Hoegstroem, 34, was arrested on February 11 over the theft of the "Arbeit Macht Frei" sign which disappeared on December 18 from over the gate of the notorious World War II camp set up in occupied Poland by Nazi Germany.

"The Stockholm court has taken the decision that he should be extradited to Poland and that he should remain in custody," Agneta Hilding Qvarnstroem told AFP.

Hoegstroem has three weeks to appeal, and if unsuccessful "the authorities have to come and get him and they have 10 days to do so," she added.

His lawyer, Bjoern Sandin, told Sweden's TT news agency that he would advise Hoegstroem to appeal.

Hoegstroem in 1994 founded the National Socialist Front, a Swedish neo-Nazi movement he headed for five years before quitting.

He has told Swedish media he was supposed to act as an intermediary to pick up the sign and sell it to a buyer, but claimed that he ended up informing Polish police about the people behind the plot.

"I was asked if I wanted to take the sign from one location to another," he told tabloid Aftonbladet on January 8.

"We had a person who was willing to pay several million (kronor, or hundreds of thousands of dollars/euros) for the sign," he said.

Polish police recovered the five-metre (16-foot) metal sign, whose German inscription means "Work Will Set You Free", on December 20, two days after the theft.

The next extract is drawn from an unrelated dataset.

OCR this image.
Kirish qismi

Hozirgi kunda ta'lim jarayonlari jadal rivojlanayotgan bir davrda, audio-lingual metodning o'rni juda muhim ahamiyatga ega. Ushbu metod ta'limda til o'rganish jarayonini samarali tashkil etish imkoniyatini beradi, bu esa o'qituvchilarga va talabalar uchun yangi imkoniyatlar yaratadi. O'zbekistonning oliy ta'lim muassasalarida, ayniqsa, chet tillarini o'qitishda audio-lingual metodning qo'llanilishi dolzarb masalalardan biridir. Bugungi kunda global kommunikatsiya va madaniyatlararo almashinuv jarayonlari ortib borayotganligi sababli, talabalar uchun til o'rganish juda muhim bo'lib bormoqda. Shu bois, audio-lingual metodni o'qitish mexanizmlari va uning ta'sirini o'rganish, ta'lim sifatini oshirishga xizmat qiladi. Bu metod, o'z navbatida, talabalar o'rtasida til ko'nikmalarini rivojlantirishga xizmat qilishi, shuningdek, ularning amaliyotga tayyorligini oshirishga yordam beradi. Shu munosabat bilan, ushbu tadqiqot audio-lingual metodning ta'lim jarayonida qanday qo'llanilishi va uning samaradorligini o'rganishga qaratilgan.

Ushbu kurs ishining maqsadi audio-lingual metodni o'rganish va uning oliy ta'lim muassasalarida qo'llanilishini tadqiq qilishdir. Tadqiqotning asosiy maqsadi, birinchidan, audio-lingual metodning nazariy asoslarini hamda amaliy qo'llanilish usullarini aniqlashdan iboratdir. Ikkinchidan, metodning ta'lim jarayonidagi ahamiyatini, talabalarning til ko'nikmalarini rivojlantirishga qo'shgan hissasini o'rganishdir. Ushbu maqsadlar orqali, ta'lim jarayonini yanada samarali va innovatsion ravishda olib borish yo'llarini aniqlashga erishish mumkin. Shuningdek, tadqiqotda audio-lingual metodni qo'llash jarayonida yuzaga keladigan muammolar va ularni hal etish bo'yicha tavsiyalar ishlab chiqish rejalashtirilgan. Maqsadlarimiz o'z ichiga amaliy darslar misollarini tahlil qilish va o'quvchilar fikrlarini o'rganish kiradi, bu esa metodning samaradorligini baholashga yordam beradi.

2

They arrested and charged five Polish men.

The sign, which had been cut into three parts, was returned by investigators to the Auschwitz museum on January 21, less than a week before commemorations marking the 65th anniversary of the camp's liberation by Soviet Russian troops.

The sign has long symbolised the horror of the camp where some 1.1 million people - one million of them Jews - were victims of Nazi German genocide from 1940 to 1945.

Polish judicial authorities indicted Hoegstroem in January and issued a European arrest warrant for him on February 2, after Sweden provided additional information on his place of birth, parents' names and residence.

He had claimed he helped police nab the people behind the theft, telling Aftonbladet, "I'm proud to have revealed everything."

But a Krakow police spokeswoman denied at the time that he had played any role in helping police.